Limiting the character set assumes that the application or user has some prior knowledge of what types of texts or characters will be encountered on a page or zone, e.g.

  • the language(s) may be known.
  • certain character classes may be excluded (e.g. no lowercase letters)
  • there may be a limited set of permissible characters (e.g. in form-type documents).

The following steps describe how the Character Set can be defined, per image (with global settings) or per zone (with local settings).

Language Environment

Typically texts to be recognized are written by and for people in natural languages. To describe the character components of the languages the Engine provides two tools.

The supported languages (and their combinations) can be selected directly using the LANGUAGES enum.

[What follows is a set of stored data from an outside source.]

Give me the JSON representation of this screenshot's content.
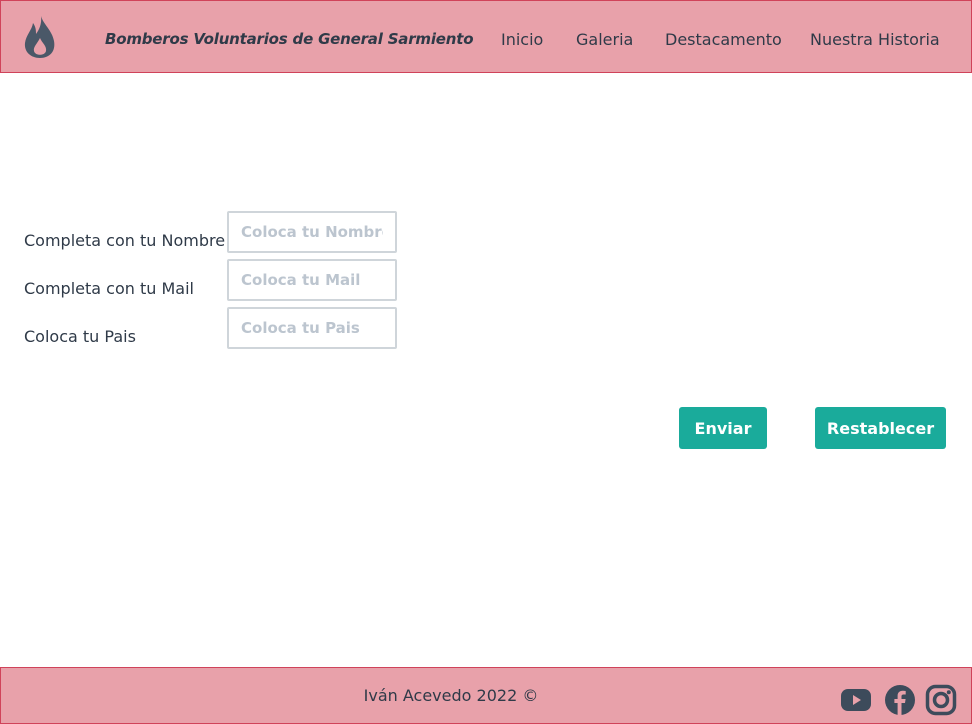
{
  "header": {
    "logo_icon": "flame-icon",
    "title": "Bomberos Voluntarios de General Sarmiento",
    "nav": [
      "Inicio",
      "Galeria",
      "Destacamento",
      "Nuestra Historia"
    ]
  },
  "form": {
    "fields": [
      {
        "label": "Completa con tu Nombre",
        "placeholder": "Coloca tu Nombre"
      },
      {
        "label": "Completa con tu Mail",
        "placeholder": "Coloca tu Mail"
      },
      {
        "label": "Coloca tu Pais",
        "placeholder": "Coloca tu Pais"
      }
    ],
    "submit_label": "Enviar",
    "reset_label": "Restablecer"
  },
  "footer": {
    "copyright": "Iván Acevedo 2022 ©",
    "social_icons": [
      "youtube-icon",
      "facebook-icon",
      "instagram-icon"
    ]
  },
  "colors": {
    "header_bg": "#e8a1aa",
    "header_border": "#d0435a",
    "button_bg": "#1aab9b",
    "text": "#2f3a48",
    "icon": "#3d4b5b"
  }
}
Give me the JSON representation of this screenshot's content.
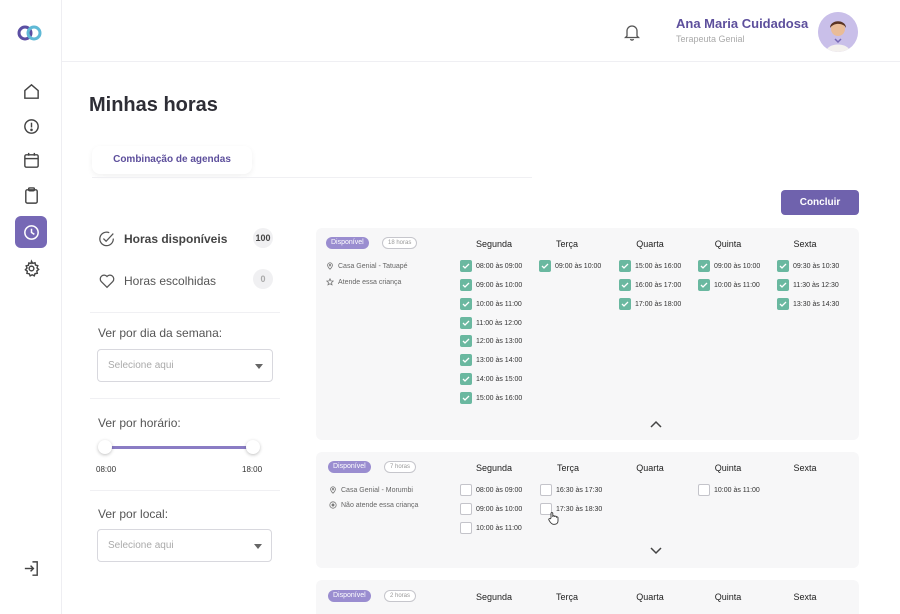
{
  "header": {
    "user_name": "Ana Maria Cuidadosa",
    "user_role": "Terapeuta Genial"
  },
  "sidebar": {
    "items": [
      {
        "icon": "home-icon",
        "active": false
      },
      {
        "icon": "alert-icon",
        "active": false
      },
      {
        "icon": "calendar-icon",
        "active": false
      },
      {
        "icon": "clipboard-icon",
        "active": false
      },
      {
        "icon": "clock-icon",
        "active": true
      },
      {
        "icon": "gear-icon",
        "active": false
      }
    ],
    "logout_icon": "logout-icon"
  },
  "page": {
    "title": "Minhas horas",
    "tab": "Combinação de agendas",
    "conclude_button": "Concluir"
  },
  "filters": {
    "available_label": "Horas disponíveis",
    "available_count": "100",
    "chosen_label": "Horas escolhidas",
    "chosen_count": "0",
    "weekday_label": "Ver por dia da semana:",
    "weekday_placeholder": "Selecione aqui",
    "time_label": "Ver por horário:",
    "time_min": "08:00",
    "time_max": "18:00",
    "location_label": "Ver por local:",
    "location_placeholder": "Selecione aqui"
  },
  "days": [
    "Segunda",
    "Terça",
    "Quarta",
    "Quinta",
    "Sexta"
  ],
  "cards": [
    {
      "status": "Disponível",
      "hours": "18 horas",
      "location": "Casa Genial - Tatuapé",
      "note": "Atende essa criança",
      "slots": [
        [
          "08:00 às 09:00",
          "09:00 às 10:00",
          "10:00 às 11:00",
          "11:00 às 12:00",
          "12:00 às 13:00",
          "13:00 às 14:00",
          "14:00 às 15:00",
          "15:00 às 16:00"
        ],
        [
          "09:00 às 10:00"
        ],
        [
          "15:00 às 16:00",
          "16:00 às 17:00",
          "17:00 às 18:00"
        ],
        [
          "09:00 às 10:00",
          "10:00 às 11:00"
        ],
        [
          "09:30 às 10:30",
          "11:30 às 12:30",
          "13:30 às 14:30"
        ]
      ]
    },
    {
      "status": "Disponível",
      "hours": "7 horas",
      "location": "Casa Genial - Morumbi",
      "note": "Não atende essa criança",
      "slots": [
        [
          "08:00 às 09:00",
          "09:00 às 10:00",
          "10:00 às 11:00"
        ],
        [
          "16:30 às 17:30",
          "17:30 às 18:30"
        ],
        [],
        [
          "10:00 às 11:00"
        ],
        []
      ]
    },
    {
      "status": "Disponível",
      "hours": "2 horas"
    }
  ]
}
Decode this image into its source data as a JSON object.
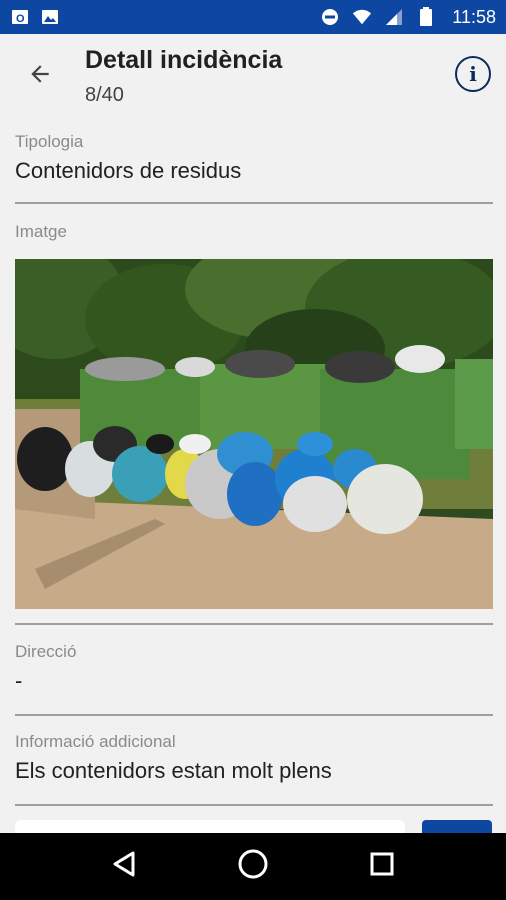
{
  "status_bar": {
    "time": "11:58",
    "icons": [
      "outlook-icon",
      "gallery-icon",
      "do-not-disturb-icon",
      "wifi-icon",
      "signal-icon",
      "battery-icon"
    ],
    "background": "#0d47a1"
  },
  "app_bar": {
    "title": "Detall incidència",
    "subtitle": "8/40"
  },
  "fields": {
    "tipologia": {
      "label": "Tipologia",
      "value": "Contenidors de residus"
    },
    "imatge": {
      "label": "Imatge"
    },
    "direccio": {
      "label": "Direcció",
      "value": "-"
    },
    "info": {
      "label": "Informació addicional",
      "value": "Els contenidors estan molt plens"
    }
  },
  "colors": {
    "accent": "#0d47a1",
    "label": "#8a8a8a",
    "text": "#212121",
    "divider": "#9e9e9e"
  },
  "nav_bar": {
    "buttons": [
      "back-triangle-icon",
      "home-circle-icon",
      "recents-square-icon"
    ]
  }
}
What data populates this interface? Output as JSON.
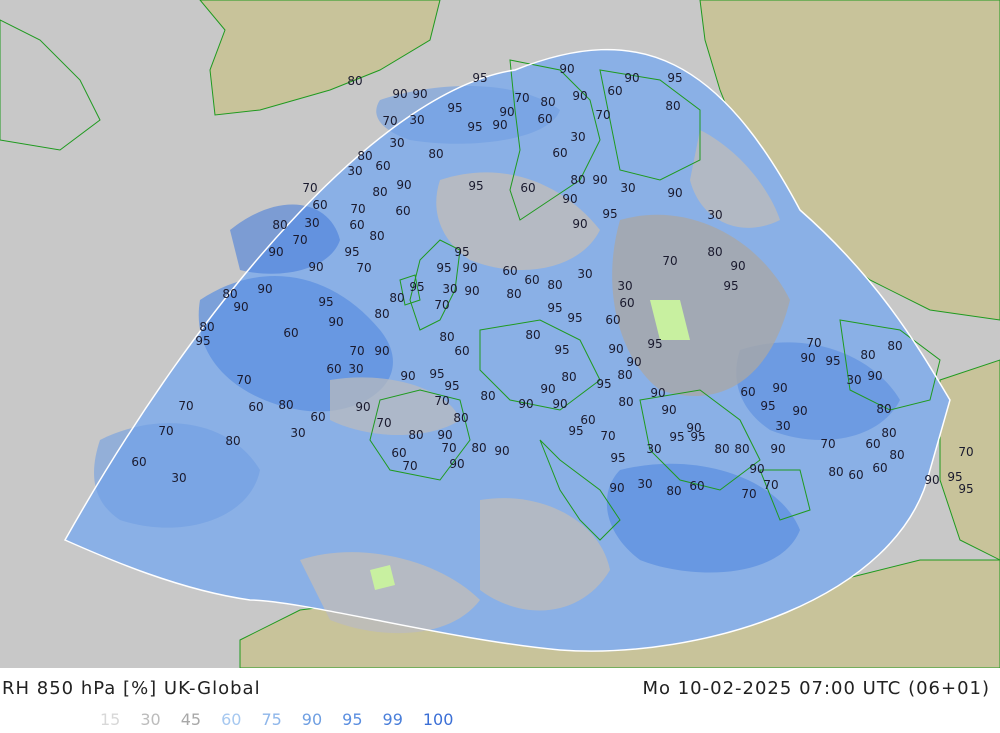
{
  "header": {
    "title": "RH 850 hPa [%] UK-Global",
    "datetime": "Mo 10-02-2025 07:00 UTC (06+01)"
  },
  "legend": {
    "items": [
      {
        "label": "15",
        "color": "#d8d8d8"
      },
      {
        "label": "30",
        "color": "#bcbcbc"
      },
      {
        "label": "45",
        "color": "#a8a8a8"
      },
      {
        "label": "60",
        "color": "#a6c8f0"
      },
      {
        "label": "75",
        "color": "#8eb6ea"
      },
      {
        "label": "90",
        "color": "#6f9fe2"
      },
      {
        "label": "95",
        "color": "#5a8ee0"
      },
      {
        "label": "99",
        "color": "#4a7fda"
      },
      {
        "label": "100",
        "color": "#3b6fd6"
      }
    ]
  },
  "colors": {
    "land": "#c8c39a",
    "sea_outside": "#c8c8c8",
    "coastline": "#1f9a1f",
    "field_base": "#8ab0e6"
  },
  "contour_labels": [
    "80",
    "95",
    "90",
    "90",
    "95",
    "90",
    "90",
    "95",
    "70",
    "80",
    "90",
    "60",
    "80",
    "70",
    "30",
    "95",
    "90",
    "90",
    "60",
    "70",
    "30",
    "80",
    "30",
    "60",
    "80",
    "60",
    "30",
    "90",
    "95",
    "60",
    "80",
    "90",
    "30",
    "90",
    "70",
    "80",
    "60",
    "70",
    "60",
    "90",
    "95",
    "90",
    "30",
    "80",
    "30",
    "60",
    "70",
    "80",
    "90",
    "95",
    "95",
    "80",
    "90",
    "70",
    "95",
    "90",
    "60",
    "30",
    "70",
    "90",
    "60",
    "80",
    "30",
    "95",
    "80",
    "90",
    "95",
    "30",
    "90",
    "80",
    "80",
    "90",
    "95",
    "70",
    "60",
    "80",
    "90",
    "95",
    "95",
    "60",
    "80",
    "95",
    "60",
    "80",
    "80",
    "95",
    "60",
    "70",
    "90",
    "95",
    "90",
    "70",
    "60",
    "30",
    "90",
    "95",
    "80",
    "90",
    "80",
    "95",
    "90",
    "95",
    "80",
    "80",
    "70",
    "95",
    "90",
    "90",
    "60",
    "90",
    "30",
    "90",
    "70",
    "60",
    "80",
    "90",
    "70",
    "80",
    "90",
    "90",
    "80",
    "90",
    "95",
    "90",
    "80",
    "70",
    "60",
    "30",
    "70",
    "80",
    "60",
    "90",
    "95",
    "80",
    "80",
    "90",
    "95",
    "70",
    "95",
    "30",
    "70",
    "60",
    "80",
    "60",
    "60",
    "70",
    "80",
    "90",
    "30",
    "80",
    "80",
    "90",
    "70",
    "90",
    "95",
    "90",
    "80",
    "70",
    "30",
    "90",
    "30",
    "80",
    "60",
    "70",
    "70",
    "80",
    "60",
    "60",
    "90",
    "95",
    "95",
    "90",
    "80",
    "80",
    "70",
    "80",
    "90",
    "70",
    "80",
    "70",
    "95",
    "90"
  ]
}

The language selection may not always fully meet a user’s needs:

  • Linguistic sources do not agree on the full alphabets of some languages.
  • There may be differences between archaic and modern forms or between dialects of a given language.
  • Languages transcribed from other alphabets may use different norms.
  • Some foreign words and names in a text may use accented letters not supported by the language setting.

This is why we provide a second flexible tool, to open a backdoor to complement or construct the Language environment character by character, using the LanguagesPlus setting.

This Language environment is global, i.e., it remains valid for the whole image, and for all future ones until any of its components are changed.

Note
The Language environment does not always equal the Character Set, since filters can be applied, either globally (per image) or locally (per zone), see later.

Language selection (global)

This is the most frequently used tool for the limitation of the Character Set. You enable one or more languages. This validates all letters and language-related characters needed for those languages, plus all digits, punctuation and miscellaneous characters.

E.g. selection of German without Spanish enables the typical German letter "O diaeresis" but disables the Spanish "Inverted Question Mark".

Related functions:

As a parameter for both of these functions an array of languages is used. The enum LANGUAGES defines the position-language relationship

Note
The list of supported characters and languages depends on the recognition module applied. Only the RM_OMNIFONT_PLUS2W and RM_OMNIFONT_PLUS3W multi-lingual modules support all languages. For more detail see the topics Recognition module specifications and Languages and modules.
Only the omnifont recognition modules support all punctuation and miscellaneous characters. To see which are supported by the other modules go to the Characters (punctuation / miscellaneous) and modules topic.
In rare cases you may define no language and build the Character Set only from individually defined characters.
For more on languages, characters, modules and Code Pages, see Introduction to language-related topics.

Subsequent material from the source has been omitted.